While "I Would've Loved You Anyway" made it to #4 on Billboard's Country Songs chart, the single stopped a few notches away from the top-40 on the crossover Hot 100 in October of 2001. The Inside Out album, released in June of that year, came in at #29 on the Billboard 200 sales tally, and spent a week at #1 on the Country Albums list, going on to sell over a half million copies. At the Grammy Awards in 2002, "I Would've Loved You Anyway" was nominated for Best Female Country Vocal Performance, losing to Dolly Parton for her bluegrass comeback cover of Collective Soul's "Shine". The Inside Out album was also up for the Best Country Album Grammy, which was given to the various artist collection Timeless: A Hank Williams Tribute (a ringer full of mostly famous rock stars). 

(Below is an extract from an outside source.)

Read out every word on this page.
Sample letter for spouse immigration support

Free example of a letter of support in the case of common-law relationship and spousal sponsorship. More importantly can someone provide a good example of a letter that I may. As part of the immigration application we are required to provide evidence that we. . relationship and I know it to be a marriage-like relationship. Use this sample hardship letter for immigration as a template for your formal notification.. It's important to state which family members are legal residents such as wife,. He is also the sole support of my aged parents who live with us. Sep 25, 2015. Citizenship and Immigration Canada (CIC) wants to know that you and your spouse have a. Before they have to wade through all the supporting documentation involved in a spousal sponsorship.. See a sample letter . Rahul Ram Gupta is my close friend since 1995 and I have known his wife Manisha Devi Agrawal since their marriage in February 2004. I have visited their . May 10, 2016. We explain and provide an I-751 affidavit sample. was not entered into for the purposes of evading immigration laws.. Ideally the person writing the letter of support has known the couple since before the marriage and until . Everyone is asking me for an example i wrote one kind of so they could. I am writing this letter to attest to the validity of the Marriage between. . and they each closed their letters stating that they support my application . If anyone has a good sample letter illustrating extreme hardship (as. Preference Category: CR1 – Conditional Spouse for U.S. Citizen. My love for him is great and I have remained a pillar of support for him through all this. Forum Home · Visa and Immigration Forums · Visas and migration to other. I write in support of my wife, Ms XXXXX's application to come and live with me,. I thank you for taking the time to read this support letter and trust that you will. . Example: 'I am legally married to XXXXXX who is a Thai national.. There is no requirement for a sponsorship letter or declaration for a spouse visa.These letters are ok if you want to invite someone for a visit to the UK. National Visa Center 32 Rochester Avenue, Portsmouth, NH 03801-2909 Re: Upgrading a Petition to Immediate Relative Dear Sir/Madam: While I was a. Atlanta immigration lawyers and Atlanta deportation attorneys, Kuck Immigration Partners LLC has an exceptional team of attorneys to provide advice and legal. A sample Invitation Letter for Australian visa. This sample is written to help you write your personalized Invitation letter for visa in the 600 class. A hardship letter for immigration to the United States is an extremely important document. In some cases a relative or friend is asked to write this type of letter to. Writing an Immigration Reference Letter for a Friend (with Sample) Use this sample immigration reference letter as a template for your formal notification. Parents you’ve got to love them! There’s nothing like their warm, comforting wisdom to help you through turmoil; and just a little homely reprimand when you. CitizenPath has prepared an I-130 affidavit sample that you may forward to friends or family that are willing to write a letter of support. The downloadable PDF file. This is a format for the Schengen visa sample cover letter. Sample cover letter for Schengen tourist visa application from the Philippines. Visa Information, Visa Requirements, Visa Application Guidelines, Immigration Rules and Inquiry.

The second single from Inside Out was the title track, a collaboration with rock legend Don Henley, with who she had a top ten country hit way back in 1992 with "Walkaway Joe". Despite the attention from the reunion, the song stalled down at #31 on the Country Songs chart. "Inside Out" was nominated for Best Country Collaboration with Vocals at the 2002 Grammys, which went home with the "Soggy Mountain Boys" led by Union Station's Dan Tyminski for the O Brother Where Art Thou song "I Am A Man Of Constant Sorrow". That was followed by "I Don't Paint Myself Into Corners", which stopped at #47 on the Country Songs list.